De janeiro a abril, as importações de bens de capital caíram 1,1% e as de matérias-primas e bens intermediários diminuíram 0,6%, enquanto as compras de bens de consumo aumentaram 2,4% em relação a igual período de 2013. Para a indústria, a rotina tem sido lidar com as importações crescentes tanto de produtos acabados quanto de peças e componentes. Um dos exemplos desse cenário é o setor de eletroeletrônicos. “O déficit vem crescendo de forma constante a taxas de 10% a 12% ao ano”, afirma Humberto Barbato, presidente da Associação Brasileira da Indústria Elétrica e Eletrônica (Abinee).

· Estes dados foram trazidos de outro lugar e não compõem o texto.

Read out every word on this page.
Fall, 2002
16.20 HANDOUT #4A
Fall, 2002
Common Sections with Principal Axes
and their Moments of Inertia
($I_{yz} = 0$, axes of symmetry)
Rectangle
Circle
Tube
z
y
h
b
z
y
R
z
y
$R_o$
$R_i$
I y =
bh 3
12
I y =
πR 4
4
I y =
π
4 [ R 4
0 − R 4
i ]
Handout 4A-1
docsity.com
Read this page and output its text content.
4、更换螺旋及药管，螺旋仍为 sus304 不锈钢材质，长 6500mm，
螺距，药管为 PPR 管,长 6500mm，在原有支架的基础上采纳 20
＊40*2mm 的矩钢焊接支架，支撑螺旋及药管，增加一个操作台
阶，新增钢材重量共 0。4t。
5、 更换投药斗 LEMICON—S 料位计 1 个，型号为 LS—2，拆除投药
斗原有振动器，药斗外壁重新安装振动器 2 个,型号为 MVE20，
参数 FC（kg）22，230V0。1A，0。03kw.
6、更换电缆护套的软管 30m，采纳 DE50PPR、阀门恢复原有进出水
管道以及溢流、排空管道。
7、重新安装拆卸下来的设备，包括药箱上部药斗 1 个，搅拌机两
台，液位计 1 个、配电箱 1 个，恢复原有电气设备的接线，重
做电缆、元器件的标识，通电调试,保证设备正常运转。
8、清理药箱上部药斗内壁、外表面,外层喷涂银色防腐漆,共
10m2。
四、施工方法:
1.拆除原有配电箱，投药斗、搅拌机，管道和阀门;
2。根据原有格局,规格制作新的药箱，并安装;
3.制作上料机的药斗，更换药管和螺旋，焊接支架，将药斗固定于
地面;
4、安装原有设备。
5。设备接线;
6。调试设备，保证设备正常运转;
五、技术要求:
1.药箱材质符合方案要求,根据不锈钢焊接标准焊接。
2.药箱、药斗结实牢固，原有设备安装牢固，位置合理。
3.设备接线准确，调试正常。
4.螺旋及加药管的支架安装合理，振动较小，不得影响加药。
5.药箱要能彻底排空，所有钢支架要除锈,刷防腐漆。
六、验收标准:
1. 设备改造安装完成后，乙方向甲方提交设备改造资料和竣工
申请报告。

Até fevereiro, o saldo comercial negativo do setor atingiu US$ 6,24 bilhões, 12% acima do registrado em igual período de 2013. Segundo Barbato, um dólar superior ao patamar atual (ao redor de R$ 2,20) seria necessário para dar condições melhores à exportação. “Enquanto o governo segurar a inflação com o câmbio, vamos ter sacrifício na balança”, reclama. A entidade tem feito pressões, junto ao governo, para a abertura de novos mercados, inclusive em países onde o comércio bilateral ainda é pequeno, como Argélia, Tunísia e Angola. Mas o Brasil, por incrível que pareça, continua amarrado ao Mercosul e longe de acordos bilaterais com os Estados Unidos e a União Europeia.